Posted by: Tim | May 03, 2008 at 06:05 AM
In my first teaching job at a Catholic school I tried to show my class the Vatican's website for a project on social justice we were doing. We were going to use the site to find the encyclicals needed to study. Guess what? The Vatican's website was blocked by the school's filtering software. Fun fun.
Posted by: Charlie A. Roy | May 03, 2008 at 06:59 AM
Scott
The small problem I had with your article was this:
"Unfortunately, many schools are choosing to do the latter..."
In our case, it isn't the schools that are doing much choosing related to technology... Most of the people in the IT (information technology department) have never been teachers and don't have a clue as to what motivates students, how classrooms work, the need for differentiated instruction, or the challenges teachers face daily. They are just charged with creating a system that runs reliably and safely, and while I understand that need... some of their decisions effectively paralyze teachers from implementing Web 2.0 technologies.
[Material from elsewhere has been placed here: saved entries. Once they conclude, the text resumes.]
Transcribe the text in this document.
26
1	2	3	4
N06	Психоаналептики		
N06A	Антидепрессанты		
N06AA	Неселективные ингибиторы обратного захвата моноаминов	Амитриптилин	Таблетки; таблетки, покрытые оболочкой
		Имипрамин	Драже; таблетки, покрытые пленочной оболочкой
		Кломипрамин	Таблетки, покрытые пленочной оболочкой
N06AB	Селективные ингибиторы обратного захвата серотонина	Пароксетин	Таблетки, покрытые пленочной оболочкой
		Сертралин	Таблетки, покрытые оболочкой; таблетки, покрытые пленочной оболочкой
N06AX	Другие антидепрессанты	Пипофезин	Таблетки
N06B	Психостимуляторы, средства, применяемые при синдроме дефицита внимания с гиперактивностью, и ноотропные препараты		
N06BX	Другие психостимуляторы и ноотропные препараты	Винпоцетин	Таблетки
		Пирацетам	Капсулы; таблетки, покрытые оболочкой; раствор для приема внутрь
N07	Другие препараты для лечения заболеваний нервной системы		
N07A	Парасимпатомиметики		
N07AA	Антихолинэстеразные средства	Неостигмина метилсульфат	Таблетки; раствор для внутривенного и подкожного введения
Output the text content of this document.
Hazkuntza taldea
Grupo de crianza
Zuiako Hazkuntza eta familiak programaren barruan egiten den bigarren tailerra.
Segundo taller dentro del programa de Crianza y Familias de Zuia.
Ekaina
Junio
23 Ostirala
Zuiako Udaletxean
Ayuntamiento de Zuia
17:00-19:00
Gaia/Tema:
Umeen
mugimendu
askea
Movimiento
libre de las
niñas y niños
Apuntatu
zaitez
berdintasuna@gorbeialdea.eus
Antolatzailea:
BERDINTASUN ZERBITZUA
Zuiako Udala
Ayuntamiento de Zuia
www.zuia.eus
At GREAT personal expense, I do find ways to work around some of these problems, but it is never easy and often not even encouraged. I had a pretty fierce conversation with a technician who feels that there isn't really much need for all this "multimedia stuff", and that students should be learning to handwrite with a pen and paper rather than creating videos.
If our TECHNICIAN feels this way, what hope is there?
Please don't suggest that schools who are blocking the future "choose" this course of action. Sometimes the choice is out of our hands. I really agree with Doug's suggestion; teach Directors and Administrators the "how" of creating effective tech policies which would mean ones which work for EVERYONE.
Posted by: Janice Robertson | May 03, 2008 at 12:30 PM
Just want you to know that I again pointed to your blog and this article. (http://tipline.blogspot.com/2008/05/tips-is-your-school-irrelevant-to-your.html) It's a REAL pet peeve of mine in my area and I'm losing patience with those who stand in the way. I DO believe, however, that the wrong people are making the decisions, as you've said in the past and as another commenter has said.
I was hired to do a workshop this past December and when I arrived I discovered that all wikis were blocked. "Anybody could put anything on there." Long story short, I was able to get the filter opened up for the day, but the teachers were angry that it would be closed again when the workshop was over. The part that upset me the MOST was that the decision to block it was made by the network administrator. Not even the Tech Director - just the administrator.
I later saw the two of them together, and after a couple "cold ones" I asked the network guy, "Do you have a degree in education?" When he said no I replied, "Then you don't get a vote. Your job is to keep the network running smoothly and NOT to be making value judgments on ANYTHING."
I thought that would have ended our working relationship, but I'm going back there on Thursday to do another workshop on the same material.
Great article! I hope LOTS of school officials read it.